What emerging leaders do differently?!

Source: Harvard Business Review
How will the next generation of leaders shape business? What are their values, and how are they prioritizing the challenges and opportunities before them? Harvard Business Review reported of a survey of 500 students from top U.S. Business Schools wehereby 80% of MBA students surveyed believe that this generation views leadership differently from previous generations.

Young leaders are helping to drive the convergence of the private, public, and nonprofit sectors. Majority of them have worked in all 3 sectors and borrowing best practices from all three, young leaders hope to combine their diverse interests to create meaningful impact.

This generation values global work experience, whether that means taking a job at a multinational, working abroad for an NGO, or starting their own venture overseas.
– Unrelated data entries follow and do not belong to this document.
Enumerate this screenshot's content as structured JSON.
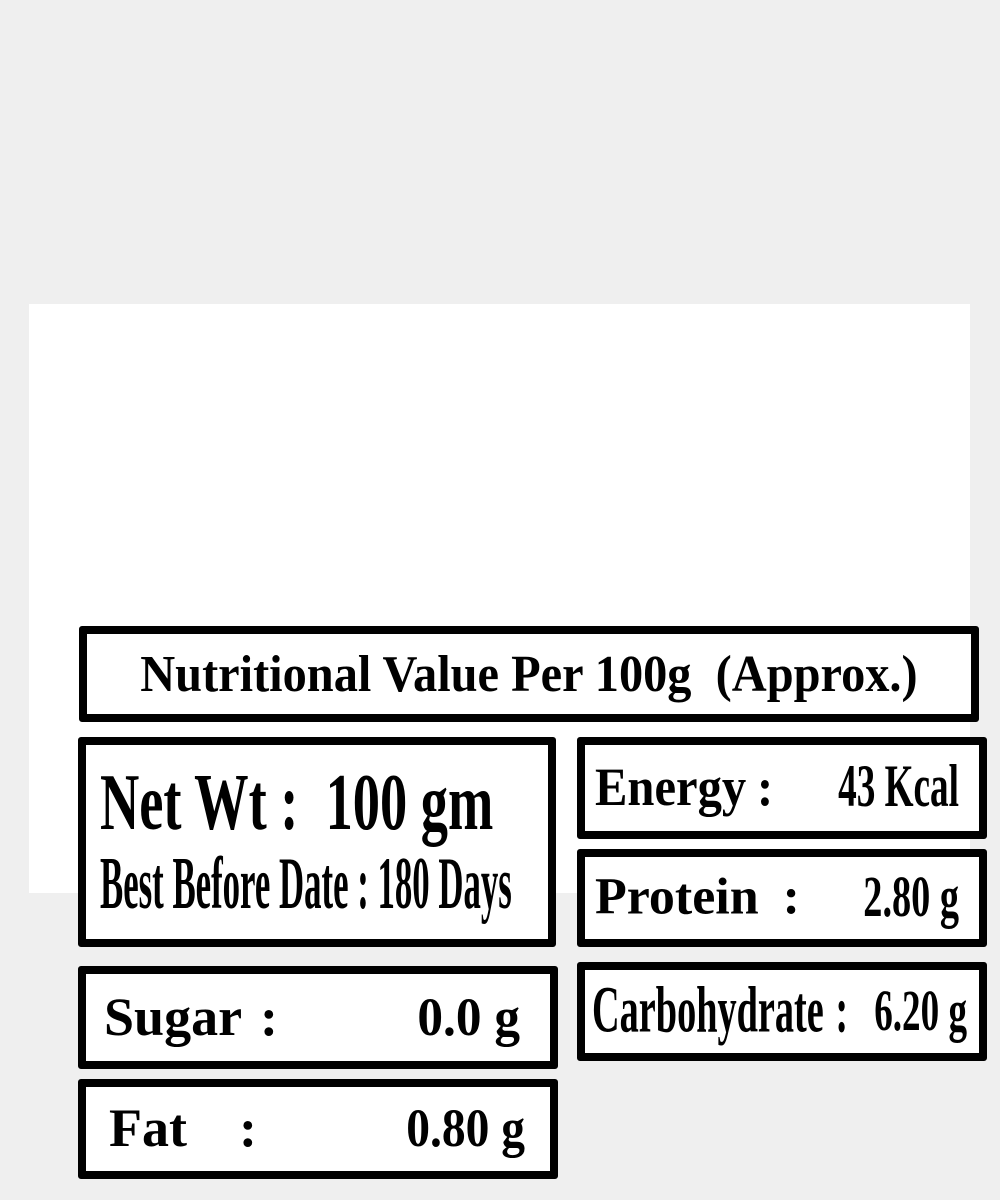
{
  "label": {
    "title": "Nutritional Value Per 100g  (Approx.)",
    "separator": ":",
    "net_weight": {
      "line1": "Net Wt :  100 gm",
      "line2": "Best Before Date : 180 Days"
    },
    "rows": {
      "sugar": {
        "label": "Sugar",
        "value": "0.0 g"
      },
      "fat": {
        "label": "Fat",
        "value": "0.80 g"
      },
      "energy": {
        "label": "Energy",
        "value": "43 Kcal"
      },
      "protein": {
        "label": "Protein",
        "value": "2.80 g"
      },
      "carbohydrate": {
        "label": "Carbohydrate",
        "value": "6.20 g"
      }
    },
    "colors": {
      "background": "#efefef",
      "panel": "#ffffff",
      "border": "#000000",
      "text": "#000000"
    }
  }
}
Survey respondents had already worked, on average, in three countries, and expected to work in four to five more within ten years of graduating from business school.

Young leaders value the strength of alternate perspectives. 92% agree that increased workplace diversity can lead to better business outcomes—especially diversity in gender, professional experience, and functional expertise. 
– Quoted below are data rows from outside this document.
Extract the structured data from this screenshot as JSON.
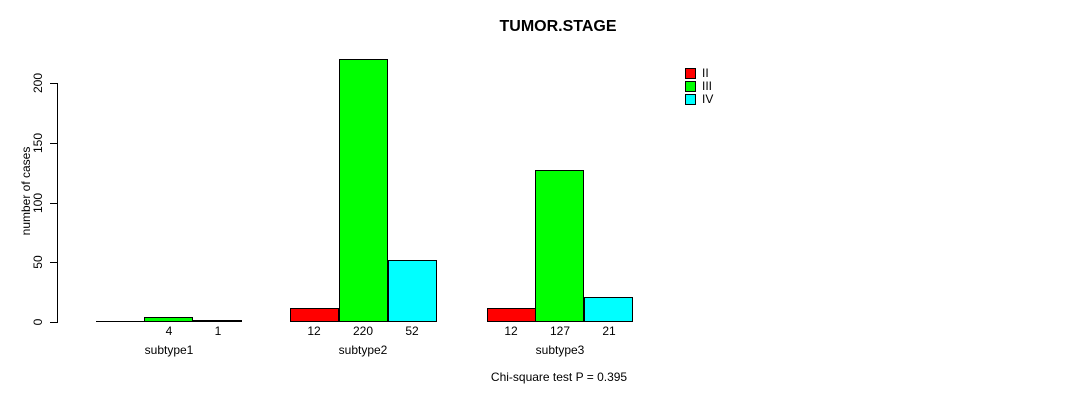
{
  "title": "TUMOR.STAGE",
  "ylabel": "number of cases",
  "footer": "Chi-square test P = 0.395",
  "legend": [
    {
      "label": "II",
      "color": "#ff0000"
    },
    {
      "label": "III",
      "color": "#00ff00"
    },
    {
      "label": "IV",
      "color": "#00ffff"
    }
  ],
  "chart_data": {
    "type": "bar",
    "title": "TUMOR.STAGE",
    "categories": [
      "subtype1",
      "subtype2",
      "subtype3"
    ],
    "series": [
      {
        "name": "II",
        "color": "#ff0000",
        "values": [
          0,
          12,
          12
        ]
      },
      {
        "name": "III",
        "color": "#00ff00",
        "values": [
          4,
          220,
          127
        ]
      },
      {
        "name": "IV",
        "color": "#00ffff",
        "values": [
          1,
          52,
          21
        ]
      }
    ],
    "bar_labels": [
      [
        "",
        "4",
        "1"
      ],
      [
        "12",
        "220",
        "52"
      ],
      [
        "12",
        "127",
        "21"
      ]
    ],
    "xlabel": "",
    "ylabel": "number of cases",
    "yticks": [
      0,
      50,
      100,
      150,
      200
    ],
    "ylim": [
      0,
      220
    ],
    "grid": false,
    "legend_position": "top-right",
    "annotation": "Chi-square test P = 0.395",
    "bar_border_color": "#000000"
  }
}
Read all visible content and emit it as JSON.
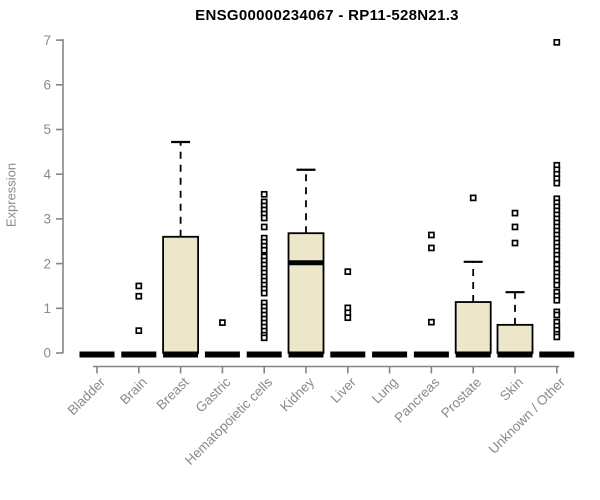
{
  "colors": {
    "background": "#ffffff",
    "box_fill": "#ece6ca",
    "box_border": "#000000",
    "median": "#000000",
    "outlier": "#000000",
    "axis_line": "#858585",
    "tick_label": "#8a8a8a",
    "title": "#000000"
  },
  "chart_data": {
    "type": "boxplot",
    "title": "ENSG00000234067 - RP11-528N21.3",
    "xlabel": "",
    "ylabel": "Expression",
    "ylim": [
      0,
      7
    ],
    "yticks": [
      0,
      1,
      2,
      3,
      4,
      5,
      6,
      7
    ],
    "grid": false,
    "legend": false,
    "categories": [
      "Bladder",
      "Brain",
      "Breast",
      "Gastric",
      "Hematopoietic cells",
      "Kidney",
      "Liver",
      "Lung",
      "Pancreas",
      "Prostate",
      "Skin",
      "Unknown / Other"
    ],
    "boxes": [
      {
        "category": "Bladder",
        "q1": 0,
        "median": 0,
        "q3": 0,
        "whisker_low": 0,
        "whisker_high": 0,
        "outliers": []
      },
      {
        "category": "Brain",
        "q1": 0,
        "median": 0,
        "q3": 0,
        "whisker_low": 0,
        "whisker_high": 0,
        "outliers": [
          1.5,
          1.27,
          0.5
        ]
      },
      {
        "category": "Breast",
        "q1": 0,
        "median": 0,
        "q3": 2.6,
        "whisker_low": 0,
        "whisker_high": 4.72,
        "outliers": []
      },
      {
        "category": "Gastric",
        "q1": 0,
        "median": 0,
        "q3": 0,
        "whisker_low": 0,
        "whisker_high": 0,
        "outliers": [
          0.68
        ]
      },
      {
        "category": "Hematopoietic cells",
        "q1": 0,
        "median": 0,
        "q3": 0,
        "whisker_low": 0,
        "whisker_high": 0,
        "outliers": [
          3.55,
          3.38,
          3.29,
          3.2,
          3.11,
          3.02,
          2.82,
          2.57,
          2.48,
          2.39,
          2.3,
          2.15,
          2.06,
          1.97,
          1.88,
          1.79,
          1.7,
          1.61,
          1.52,
          1.43,
          1.34,
          1.12,
          1.03,
          0.94,
          0.85,
          0.76,
          0.67,
          0.58,
          0.49,
          0.4,
          0.34
        ]
      },
      {
        "category": "Kidney",
        "q1": 0,
        "median": 2.02,
        "q3": 2.68,
        "whisker_low": 0,
        "whisker_high": 4.1,
        "outliers": []
      },
      {
        "category": "Liver",
        "q1": 0,
        "median": 0,
        "q3": 0,
        "whisker_low": 0,
        "whisker_high": 0,
        "outliers": [
          1.82,
          1.01,
          0.9,
          0.79
        ]
      },
      {
        "category": "Lung",
        "q1": 0,
        "median": 0,
        "q3": 0,
        "whisker_low": 0,
        "whisker_high": 0,
        "outliers": []
      },
      {
        "category": "Pancreas",
        "q1": 0,
        "median": 0,
        "q3": 0,
        "whisker_low": 0,
        "whisker_high": 0,
        "outliers": [
          2.64,
          2.35,
          0.69
        ]
      },
      {
        "category": "Prostate",
        "q1": 0,
        "median": 0,
        "q3": 1.14,
        "whisker_low": 0,
        "whisker_high": 2.04,
        "outliers": [
          3.47
        ]
      },
      {
        "category": "Skin",
        "q1": 0,
        "median": 0,
        "q3": 0.63,
        "whisker_low": 0,
        "whisker_high": 1.36,
        "outliers": [
          3.13,
          2.82,
          2.46
        ]
      },
      {
        "category": "Unknown / Other",
        "q1": 0,
        "median": 0,
        "q3": 0,
        "whisker_low": 0,
        "whisker_high": 0,
        "outliers": [
          6.95,
          4.2,
          4.1,
          4.0,
          3.9,
          3.8,
          3.45,
          3.36,
          3.27,
          3.18,
          3.09,
          3.0,
          2.91,
          2.82,
          2.73,
          2.64,
          2.55,
          2.46,
          2.37,
          2.28,
          2.19,
          2.1,
          1.97,
          1.88,
          1.79,
          1.7,
          1.61,
          1.52,
          1.36,
          1.27,
          1.18,
          0.92,
          0.85,
          0.69,
          0.6,
          0.51,
          0.42,
          0.36
        ]
      }
    ]
  }
}
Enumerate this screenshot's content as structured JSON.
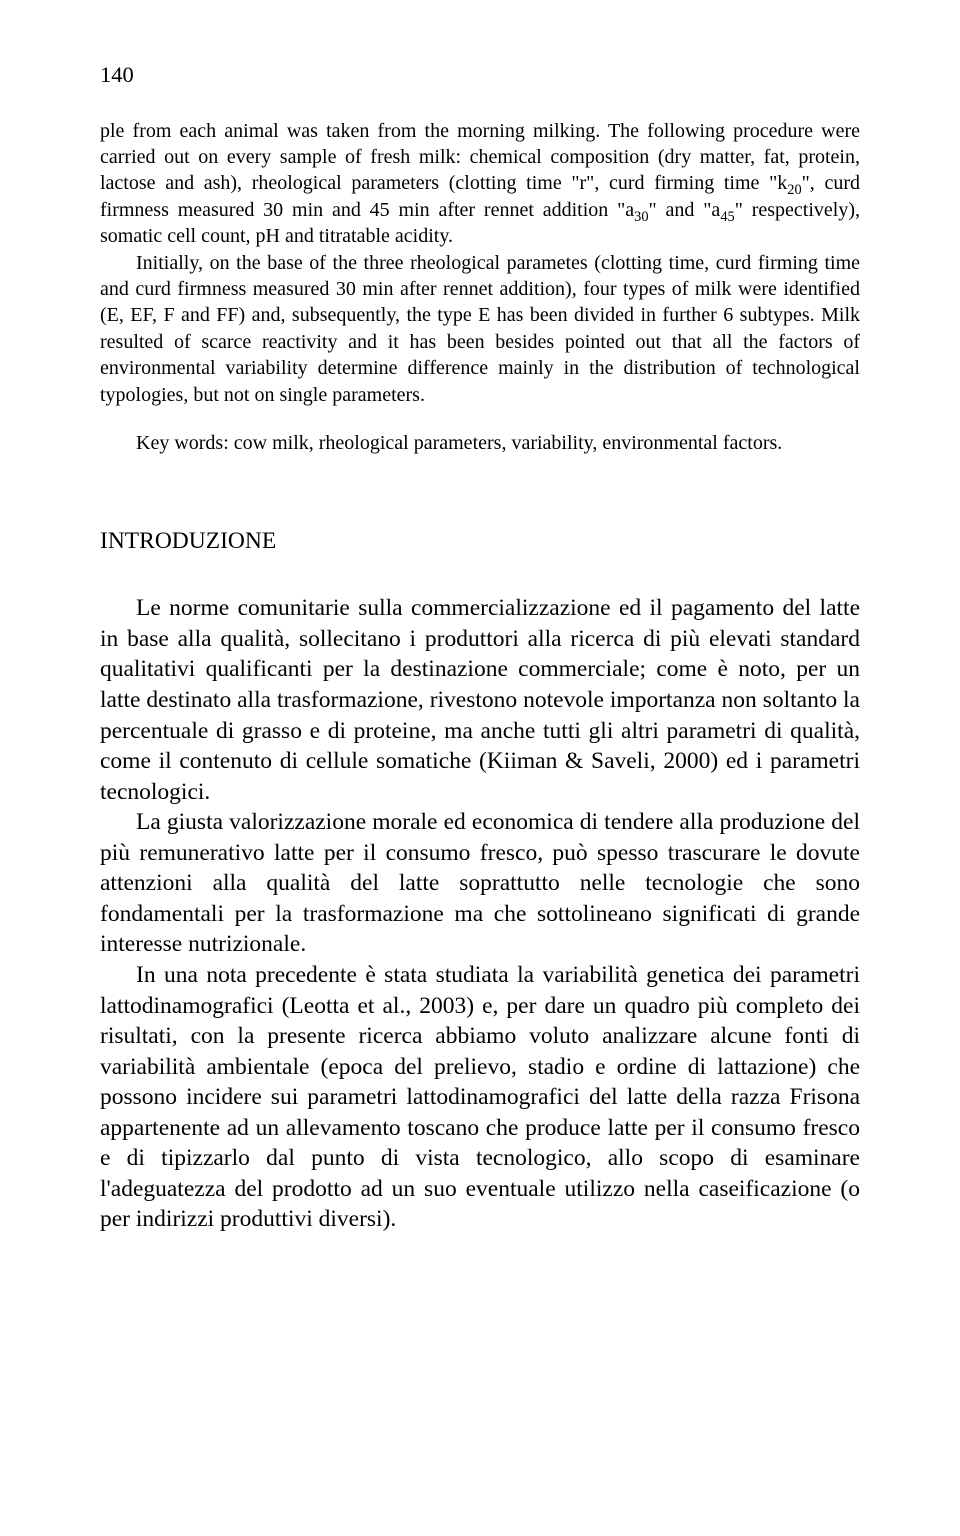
{
  "page_number": "140",
  "abstract": {
    "p1_first": "ple from each animal was taken from the morning milking. The following procedure were carried out on every sample of fresh milk: chemical composition (dry matter, fat, protein, lactose and ash), rheological parameters (clotting time \"r\", curd firming time \"k",
    "p1_sub1": "20",
    "p1_mid1": "\", curd firmness measured 30 min and 45 min after rennet addition \"a",
    "p1_sub2": "30",
    "p1_mid2": "\" and \"a",
    "p1_sub3": "45",
    "p1_end": "\" respectively), somatic cell count, pH and titratable acidity.",
    "p2": "Initially, on the base of the three rheological parametes (clotting time, curd firming time and curd firmness measured 30 min after rennet addition), four types of milk were identified (E, EF, F and FF) and, subsequently, the type E has been divided in further 6 subtypes. Milk resulted of scarce reactivity and it has been besides pointed out that all the factors of environmental variability determine difference mainly in the distribution of technological typologies, but not on single parameters.",
    "keywords": "Key words: cow milk, rheological parameters, variability, environmental factors."
  },
  "section_heading": "INTRODUZIONE",
  "body": {
    "p1": "Le norme comunitarie sulla commercializzazione ed il pagamento del latte in base alla qualità, sollecitano i produttori alla ricerca di più elevati standard qualitativi qualificanti per la destinazione commerciale; come è noto, per un latte destinato alla trasformazione, rivestono notevole importanza non soltanto la percentuale di grasso e di proteine, ma anche tutti gli altri parametri di qualità, come il contenuto di cellule somatiche (Kiiman & Saveli, 2000) ed i parametri tecnologici.",
    "p2": "La giusta valorizzazione morale ed economica di tendere alla produzione del più remunerativo latte per il consumo fresco, può spesso trascurare le dovute attenzioni alla qualità del latte soprattutto nelle tecnologie che sono fondamentali per la trasformazione ma che sottolineano significati di grande interesse nutrizionale.",
    "p3": "In una nota precedente è stata studiata la variabilità genetica dei parametri lattodinamografici (Leotta et al., 2003) e, per dare un quadro più completo dei risultati, con la presente ricerca abbiamo voluto analizzare alcune fonti di variabilità ambientale (epoca del prelievo, stadio e ordine di lattazione) che possono incidere sui parametri lattodinamografici del latte della razza Frisona appartenente ad un allevamento toscano che produce latte per il consumo fresco e di tipizzarlo dal punto di vista tecnologico, allo scopo di esaminare l'adeguatezza del prodotto ad un suo eventuale utilizzo nella caseificazione (o per indirizzi produttivi diversi)."
  }
}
Source: Harvard Business Review
This generation realizes that they will never eliminate the trade-offs inherent in the traditional approach to sustainability unless they can find long-term solutions that benefit entire populations, not just wealthy niches. 64% agreed that the majority of corporations will support environmental sustainability and alternative energy over the next twenty years.

Young leaders are self-taught technology experts. Of today's promising technologies, tomorrow's leaders are banking most on the power of mobile: a plurality of today's young leaders see mobile as the critical business technology (40.6%), versus cloud computing (12.5%), social media (10.8%), clean energy (9.8%), and business analytics (9.4%).

Young leaders are embracing new ways of learning. After all, they're preparing themselves for jobs that probably haven't been invented yet. Perhaps that's why survey respondents cited intellectual challenge as the most important reason for choosing a job—significantly more important than compensation or prestige.